You may want to qualify the following statement depending on where you stand in the conscious capitalism / social impact debate. Most organizations, certainly, think there is nothing inherently wrong in seeking profitability as a strategic objective.
But at Boeing, clearly, profitability was treated as a value in and of itself – and got into conflict with “Boeing’s seven enduring values” which don’t list profitability. What’s on the list are safety, integrity, quality, etc.

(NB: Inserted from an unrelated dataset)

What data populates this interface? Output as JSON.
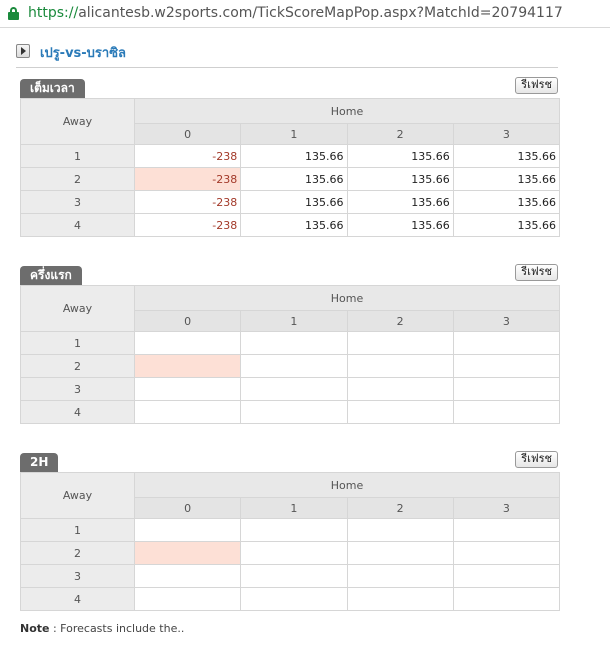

The safety / quality / integrity values didn’t set constraints for profitability, rather, profitability set constraints for safety, integrity, and quality.
The hierarchy of guidance is upside down. The tail was (is?) wagging the dog.
If values are treated as visuals embellishing hallways, brochures, or webpages – or in the infamous Enron example chiseled into their lobby floor – then values can and will eat strategy for breakfast indeed. Rather, values must not only be “behavioralized” for everyone to know what it means to live them, leaders must walk the talk in their behaviors and respect their set values in their strategic decisions.